Providing feedback on products is tricky. When done properly it can serve as a valuable tool that fosters positive relationships and improves the products we build. When done poorly it can crush spirits and misinform the decisions we make. Through research and practice I’ve established several steps I now use to structure the way I give feedback.

Avoid Generalized Statements

This might be the hardest step to put into practice, but I think it’s the most important. When giving feedback, I find myself repeatedly falling into the trap of making generalized statements.

“No one will understand how to use this.”

Statements like this imply other people share your experience (which is unclear without supporting data) and can easily lead to misinformed product decisions. Before you start giving feedback, make a conscious effort to think about whether you are speaking for yourself or for other people.

Provide Context

Providing context to your experience gives listeners insight into your goals and motivations and will help them understand where your feedback is coming from. Describe what you were trying to accomplish.

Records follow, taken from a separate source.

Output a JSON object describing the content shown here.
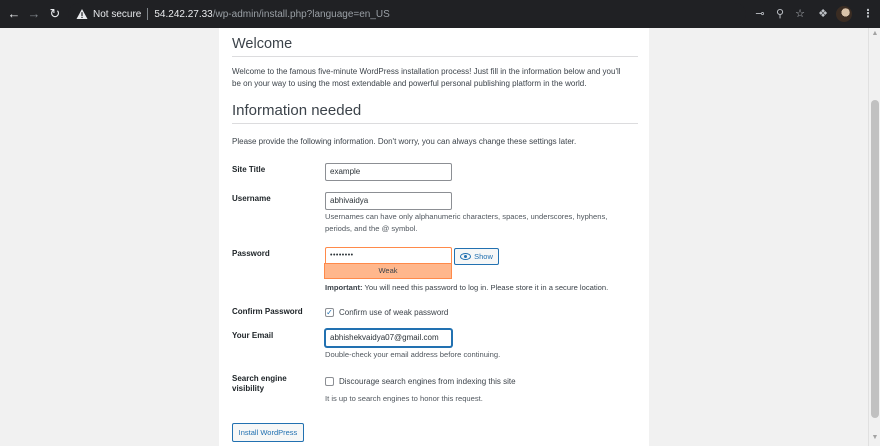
{
  "browser": {
    "security_label": "Not secure",
    "url_host": "54.242.27.33",
    "url_path": "/wp-admin/install.php?language=en_US"
  },
  "welcome": {
    "heading": "Welcome",
    "intro_line1": "Welcome to the famous five-minute WordPress installation process! Just fill in the information below and you'll",
    "intro_line2": "be on your way to using the most extendable and powerful personal publishing platform in the world."
  },
  "info": {
    "heading": "Information needed",
    "description": "Please provide the following information. Don't worry, you can always change these settings later."
  },
  "form": {
    "site_title": {
      "label": "Site Title",
      "value": "example"
    },
    "username": {
      "label": "Username",
      "value": "abhivaidya",
      "help_line1": "Usernames can have only alphanumeric characters, spaces, underscores, hyphens,",
      "help_line2": "periods, and the @ symbol."
    },
    "password": {
      "label": "Password",
      "value": "••••••••",
      "strength": "Weak",
      "show_label": "Show",
      "important_bold": "Important:",
      "important_text": " You will need this password to log in. Please store it in a secure location."
    },
    "confirm_password": {
      "label": "Confirm Password",
      "checkbox_label": "Confirm use of weak password",
      "checked": true
    },
    "email": {
      "label": "Your Email",
      "value": "abhishekvaidya07@gmail.com",
      "help": "Double-check your email address before continuing."
    },
    "search_visibility": {
      "label_line1": "Search engine",
      "label_line2": "visibility",
      "checkbox_label": "Discourage search engines from indexing this site",
      "checked": false,
      "help": "It is up to search engines to honor this request."
    },
    "submit_label": "Install WordPress"
  },
  "colors": {
    "accent": "#2271b1",
    "strength_weak": "#ffb78c",
    "chrome_bg": "#202124"
  }
}
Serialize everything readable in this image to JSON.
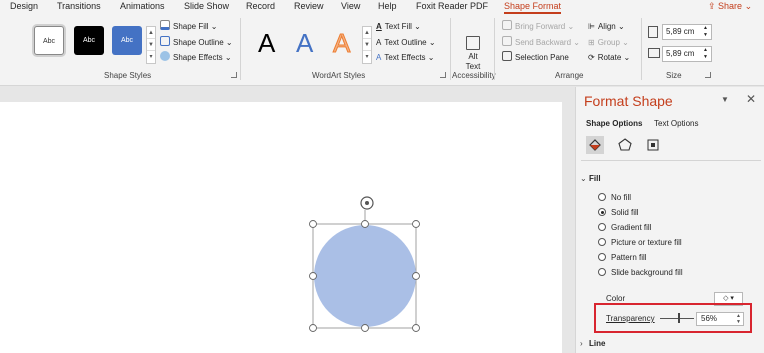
{
  "tabs": [
    {
      "label": "Design",
      "active": false
    },
    {
      "label": "Transitions",
      "active": false
    },
    {
      "label": "Animations",
      "active": false
    },
    {
      "label": "Slide Show",
      "active": false
    },
    {
      "label": "Record",
      "active": false
    },
    {
      "label": "Review",
      "active": false
    },
    {
      "label": "View",
      "active": false
    },
    {
      "label": "Help",
      "active": false
    },
    {
      "label": "Foxit Reader PDF",
      "active": false
    },
    {
      "label": "Shape Format",
      "active": true
    }
  ],
  "share_label": "Share",
  "ribbon": {
    "shape_styles": {
      "gallery": [
        "Abc",
        "Abc",
        "Abc"
      ],
      "fill": "Shape Fill",
      "outline": "Shape Outline",
      "effects": "Shape Effects",
      "label": "Shape Styles"
    },
    "wordart": {
      "samples": [
        "A",
        "A",
        "A"
      ],
      "text_fill": "Text Fill",
      "text_outline": "Text Outline",
      "text_effects": "Text Effects",
      "label": "WordArt Styles"
    },
    "accessibility": {
      "alt_text_line1": "Alt",
      "alt_text_line2": "Text",
      "label": "Accessibility"
    },
    "arrange": {
      "bring_forward": "Bring Forward",
      "send_backward": "Send Backward",
      "selection_pane": "Selection Pane",
      "align": "Align",
      "group": "Group",
      "rotate": "Rotate",
      "label": "Arrange"
    },
    "size": {
      "height": "5,89 cm",
      "width": "5,89 cm",
      "label": "Size"
    }
  },
  "pane": {
    "title": "Format Shape",
    "tabs": [
      "Shape Options",
      "Text Options"
    ],
    "fill_section": "Fill",
    "fill_options": [
      {
        "label": "No fill",
        "selected": false
      },
      {
        "label": "Solid fill",
        "selected": true
      },
      {
        "label": "Gradient fill",
        "selected": false
      },
      {
        "label": "Picture or texture fill",
        "selected": false
      },
      {
        "label": "Pattern fill",
        "selected": false
      },
      {
        "label": "Slide background fill",
        "selected": false
      }
    ],
    "color_label": "Color",
    "transparency_label": "Transparency",
    "transparency_value": "56%",
    "transparency_fraction": 0.56,
    "line_section": "Line"
  },
  "shape_fill_color": "#aabfe6",
  "accent_color": "#c43e1c",
  "highlight_color": "#d8252f"
}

“I was trying to purchase a bag of coffee.”

Describe What You Expected

We all have expectations (mental models) of how products should look and work, based on previous experiences. Describing what you expected is a good way to frame your feedback — by clarifying your expected output or outcome, you’re also empowering the listener to more effectively empathize with your point of view. Speak about your experience and describe what you expected to see or happen.

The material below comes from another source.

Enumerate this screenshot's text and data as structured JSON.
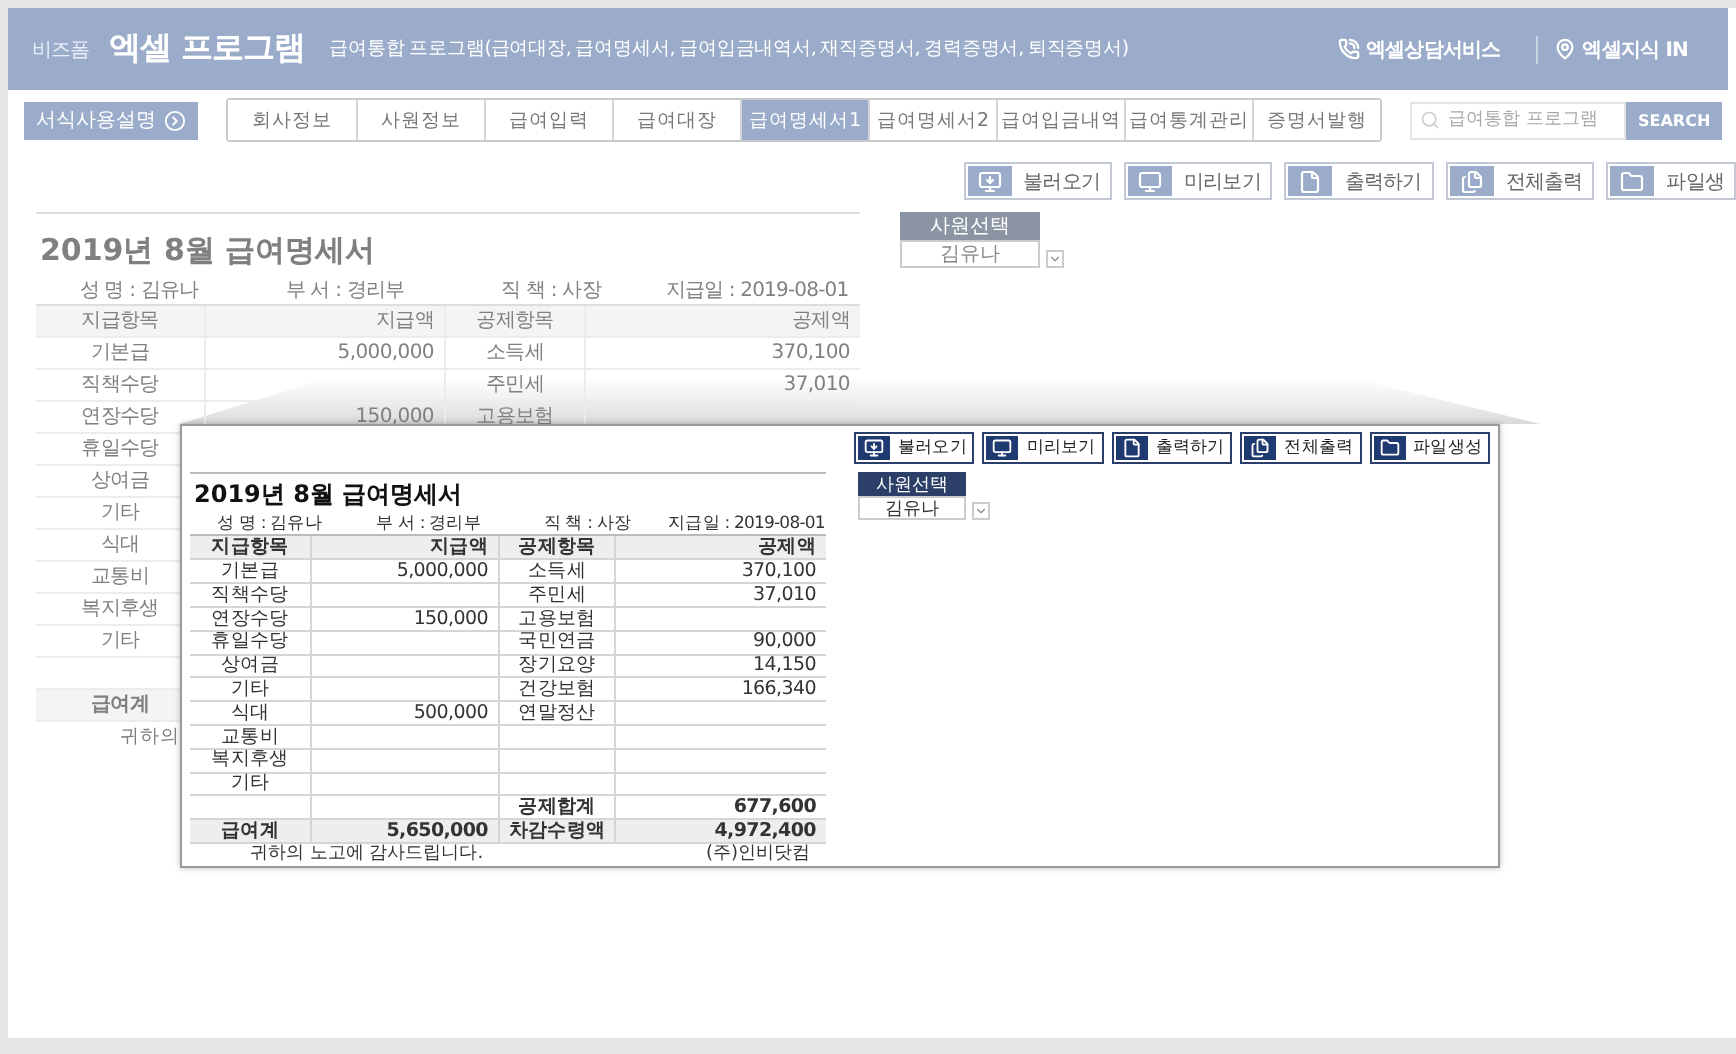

“I expected to see the buy button at the top of the page, because that’s where it is on a lot of the sites I use.”

Describe What Actually Happened

What you expect to happen and what actually happens sometimes don’t align. Drawing this comparison highlights how design and implementation impact the experience. After describing what you expected to happen, describe what actually happened.

“I was never able to find the button to complete my purchase.”

Now the person receiving your feedback will have a clear understanding what you were trying to accomplish, what you expected to happen, and what actually happened.


If you want to productively give a suggestion on how to improve your experience, focus on the goal, not the solution to the goal. Leave the implementation of the goal up to the person or team receiving the feedback. This will show the team you have confidence in their ability to address your problems and improve your experience.

“My experience would be better if it were easier to buy the coffee.”

Have Some Chill

If I get emotional when providing feedback, it really alienates the person I’m speaking with and makes the experience I’m trying to convey even harder to understand. We are all on the same team and share the same goals. So, before you get all hot and bothered when providing feedback, pause for a moment and calm yourself.

Putting It All Together

If you use these steps to structure your thoughts, you will end up with objective, precise, and informative feedback.

“I was trying to purchase a bag of coffee and I expected to see the buy button at the top of the page, because that’s where it is on a lot of the sites I use. I was never able to find the button, so I wasn’t able to complete my purchase. I would have had a better experience if I were able to buy the coffee.”

Thanks for checking out this post. I hope you found it useful.